Suppose that $m$ is a $\{0,1\}$-valued finitely additive measure defined on $\wp(X)$ such that $m(X)=1$. Let $\mathscr{U}=\{U\subseteq X:m(U)=1\}$. For each $A\subseteq X$ we have $m(A)+m(X\setminus A)=1$, so exactly one of $A$ and $X\setminus A$ belongs to $\mathscr{U}$. Clearly $V\in\mathscr{U}$ whenever $X\supseteq V\supseteq U\in\mathscr{U}$, so $\mathscr{U}$ is closed under taking supersets. If $U,V\in\mathscr{U}$ and $U\cap V\notin\mathscr{U}$, then
$$1=m(U)=m(U\setminus V)+m(U\cap V)=m(U\setminus V)$$
and similarly $m(V\setminus U=1$, so
$$m(U\cup V)=m(U\setminus V)+m(U\cap V)+m(V\setminus U)=2\;,$$
which is absurd. Thus, $\mathscr{U}$ is closed under taking finite intersections. Finally, for each $A\subseteq X$ we have $m(A)+m(X\setminus A)=1$, so exactly one of $A$ and $X\setminus A$ belongs to $\mathscr{U}$. Thus, $\mathscr{U}$ is an ultrafilter on $X$.

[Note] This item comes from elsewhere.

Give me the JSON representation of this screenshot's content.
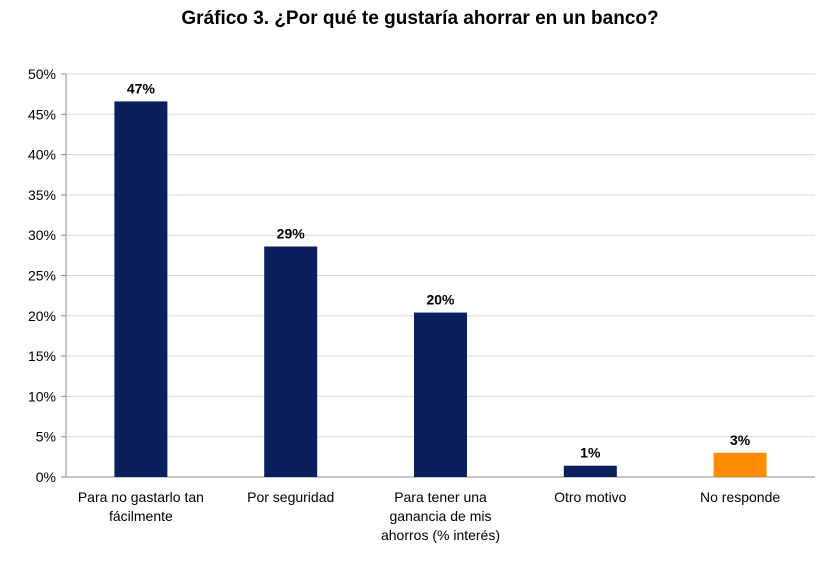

Yes, it is enough (if we insist that the whole set has measure $1$). We need to check that any superset of a set of measure $1$ has measure $1$ (easy), and that the intersection of two sets of measure $1$ has measure $1$.
So let $A$ and $B$ have measure $1$. Then $A\cup B$ has measure $1$, and is the disjoint union of $A\cap B$, $A\setminus B$, and $B\setminus A$.
If $A\cap B$ does not have measure $1$, then each of $A\setminus B$ and $B\setminus A$ do, contradicting finite additivity.
Remark: Finitely additive $\{0,1\}$-valued measures defined on all subsets of a set $I$, and ultrafilters on $I$ are such close relatives that there is no point in distinguishing between the two.
When we are working with an ultrapower $A^{I}/D$, it is often more natural to say that the functions $f$, $g$ from $I$ to $A$ are equal "almost everywhere" than to say $\{i:f(i)=g(i)\}\in D$.